2012 season in the rear view: Clint Bowyer

Vitals: 2nd in the points standings. 3 wins, 10 top 5s, 13 top 10s. 4 DNFs.

Moment to remember: Clint Bowyer's first season at Michael Waltrip Racing netted him his first road course victory and (surprisingly) his first victory at a 1.5 mile track in the Sprint Cup Series.

In June at Sonoma, Bowyer started sixth and was damn good, leading 71 of the race's 110 laps. He had Kurt Busch alongside him and Tony Stewart behind him when a caution to bring out a green, white, checkered restart flew, but easily pulled away from Stewart and Busch over the final two laps for the win.

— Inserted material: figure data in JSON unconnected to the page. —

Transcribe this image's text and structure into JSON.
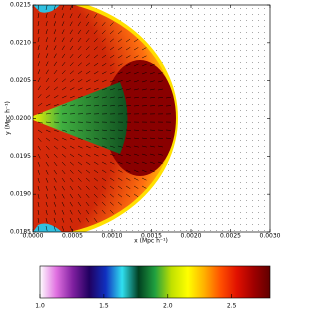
{
  "chart_data": {
    "type": "image",
    "xlabel": "x (Mpc h⁻¹)",
    "ylabel": "y (Mpc h⁻¹)",
    "xlim": [
      0,
      0.003
    ],
    "xticks": [
      {
        "value": 0,
        "label": "0.0000"
      },
      0.0005,
      {
        "value": 0.001,
        "label": "0.0010"
      },
      0.0015,
      {
        "value": 0.002,
        "label": "0.0020"
      },
      0.0025,
      {
        "value": 0.003,
        "label": "0.0030"
      }
    ],
    "ylim": [
      0.0185,
      0.0215
    ],
    "yticks": [
      0.0185,
      {
        "value": 0.019,
        "label": "0.0190"
      },
      0.0195,
      {
        "value": 0.02,
        "label": "0.0200"
      },
      0.0205,
      {
        "value": 0.021,
        "label": "0.0210"
      },
      0.0215
    ],
    "colorbar": {
      "lim": [
        1.0,
        2.8
      ],
      "ticks": [
        {
          "value": 1.0,
          "label": "1.0"
        },
        1.5,
        {
          "value": 2.0,
          "label": "2.0"
        },
        2.5
      ],
      "colors": [
        "#ffffff",
        "#e070e0",
        "#8020a0",
        "#200060",
        "#1030c0",
        "#30e0f0",
        "#004020",
        "#20a040",
        "#c0e000",
        "#ffff00",
        "#ffb000",
        "#ff5000",
        "#e01000",
        "#a00000",
        "#600000"
      ]
    }
  }
}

In the fall race at Charlotte, Bowyer took the lead on lap 310 from Greg Biffle and made it to the end on fuel for the win. The victory moved Bowyer to within 28 points of leader Brad Keselowski with five races to go.

Moment to forget: This is only here because of the impact it had on Bowyer's Chase chances, because this sure as hell isn't a forgettable moment.

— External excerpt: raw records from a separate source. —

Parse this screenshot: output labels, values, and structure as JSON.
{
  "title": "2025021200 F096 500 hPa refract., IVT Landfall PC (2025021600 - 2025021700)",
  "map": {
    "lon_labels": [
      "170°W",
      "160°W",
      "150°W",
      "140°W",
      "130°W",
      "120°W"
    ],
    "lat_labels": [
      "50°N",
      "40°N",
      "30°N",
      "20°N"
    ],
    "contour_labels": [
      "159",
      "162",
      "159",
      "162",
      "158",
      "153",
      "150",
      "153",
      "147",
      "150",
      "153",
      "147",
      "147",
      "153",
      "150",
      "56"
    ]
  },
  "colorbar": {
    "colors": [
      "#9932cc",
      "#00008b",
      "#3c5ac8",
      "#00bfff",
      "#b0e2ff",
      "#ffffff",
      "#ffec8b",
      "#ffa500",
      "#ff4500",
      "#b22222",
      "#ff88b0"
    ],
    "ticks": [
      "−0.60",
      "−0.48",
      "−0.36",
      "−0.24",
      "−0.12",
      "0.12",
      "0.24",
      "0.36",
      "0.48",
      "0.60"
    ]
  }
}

After Bowyer and Jeff Gordon made contact racing for position, Gordon took matters into his own hands (car? fender?) and took out Bowyer. And then that led to one of the greatest garage sprints in NASCAR history.

Bowyer left Phoenix 52 points behind Brad Keselowski, mathematically out of championship contention.

The impact of Gordon's retaliation to Bowyer's championship hopes was an afterthought to the chaos that had occurred. But when Jimmie Johnson had his issue at Homestead, that allowed Bowyer to slip into second place behind Keselowski.

Bowyer was running in the top 10 at the time of his contact with Gordon, and by virtue of his 28th place finish, likely lost about 20 points. His chances going into Homestead would have been slim, and he wouldn't have caught Keselowski regardless, but Bowyer would have been at the championship press conference and in the discussion. Instead, while he was storyline 1A at Homestead thanks to the conflict, his championship hopes were an afterthought.

The wrap: Speaking of afterthoughts, when we look back on the 2012 season in five or 10 years, will people instinctively think that Johnson finished second to Keselowski? That's not discounting anything that Bowyer did -- what he accomplished with a new team and the improvement that Michael Waltrip Racing made is one of the best stories of the year.

It's just that the championship battle moments, the duel at Texas, the comeback at Kansas, the turning point at Phoenix, all involved Keselowski and Johnson. Yeah, even the most casual fans of NASCAR will remember Bowyer for what happened at Phoenix, but hopefully they'll remember that he finished second too.